In all areas of the circuitry, the system can only perform at the speed of the slowest process. If this 'slowest' is dependent on the actual data or subject to external influence (eg. a tape recorder might arbitrarily decide to clean its tape heads), then the system can suffer from high transient loads. During these high load periods the remainder of the system is left idle.

By increasing the Buffer Depth of data stores, beyond the minimum required for the system to function, allows parts of the system to continue to function filling up the buffers. When the transient load is removed the rest of the system can catch up emptying the buffers. 

As hardware/memory is ultimately limited, consideration needs to be given as to where the extra buffers are most useful.

Degradation

When a system cant keep up due to transient loads or there isn't enough processing power available, buffers will fill up and methods will block. Something, somewhere must give! Invariable this is at the input stage, as this is driving the system (but it could be elsewhere).

In the example below the Thread is reading data from a device and copying it to a data store. If the Thread blocked whilst trying to write to the store, the Thread would miss data arriving at the device. When the Thread resumed (when the system caught up) there would be jumps in the input data. As long as the processing chain was designed to cope with jumps everything would be fine. The system would just degrade for a while.

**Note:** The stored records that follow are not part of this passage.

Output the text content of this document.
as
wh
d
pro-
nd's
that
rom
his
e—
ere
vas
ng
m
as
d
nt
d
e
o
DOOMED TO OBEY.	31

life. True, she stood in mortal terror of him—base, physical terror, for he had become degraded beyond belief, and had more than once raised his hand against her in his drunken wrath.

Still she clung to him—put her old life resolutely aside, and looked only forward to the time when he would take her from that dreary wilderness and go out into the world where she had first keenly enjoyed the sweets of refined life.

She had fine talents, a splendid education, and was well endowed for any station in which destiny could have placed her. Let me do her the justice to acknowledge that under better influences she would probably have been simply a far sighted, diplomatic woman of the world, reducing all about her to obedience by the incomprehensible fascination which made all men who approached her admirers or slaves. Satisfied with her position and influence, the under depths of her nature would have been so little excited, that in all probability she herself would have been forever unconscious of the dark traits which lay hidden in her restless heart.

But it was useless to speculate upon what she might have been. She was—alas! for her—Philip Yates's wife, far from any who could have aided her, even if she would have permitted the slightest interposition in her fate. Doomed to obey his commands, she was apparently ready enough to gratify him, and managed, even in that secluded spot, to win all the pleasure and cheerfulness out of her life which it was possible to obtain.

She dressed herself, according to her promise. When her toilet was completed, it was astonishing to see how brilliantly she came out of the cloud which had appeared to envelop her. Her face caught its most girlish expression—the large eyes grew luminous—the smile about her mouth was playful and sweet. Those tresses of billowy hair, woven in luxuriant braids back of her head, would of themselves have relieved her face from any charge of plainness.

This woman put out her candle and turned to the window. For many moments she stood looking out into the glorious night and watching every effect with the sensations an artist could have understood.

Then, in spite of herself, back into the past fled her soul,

However, the hardware device may not be happy (this is often the case) and would be very likely to crash, bringing down the system. So rather than passively blocking on the store and see what happens, it is better to actively timeout on the write, and get back to reading the device. This prevents any system crash, and the Thread can raise a diagnostic to alert the user to the system degradation. The length of the timeout is dependent on the input rate and hardware etc.

Degrading in this way means the degradation is 'designed' into the system and a requirement placed on subsequent methods that they must cope with data jumps, rather than 'by luck' and 'hoping' developers 'guess' that they need to cope with data jumps.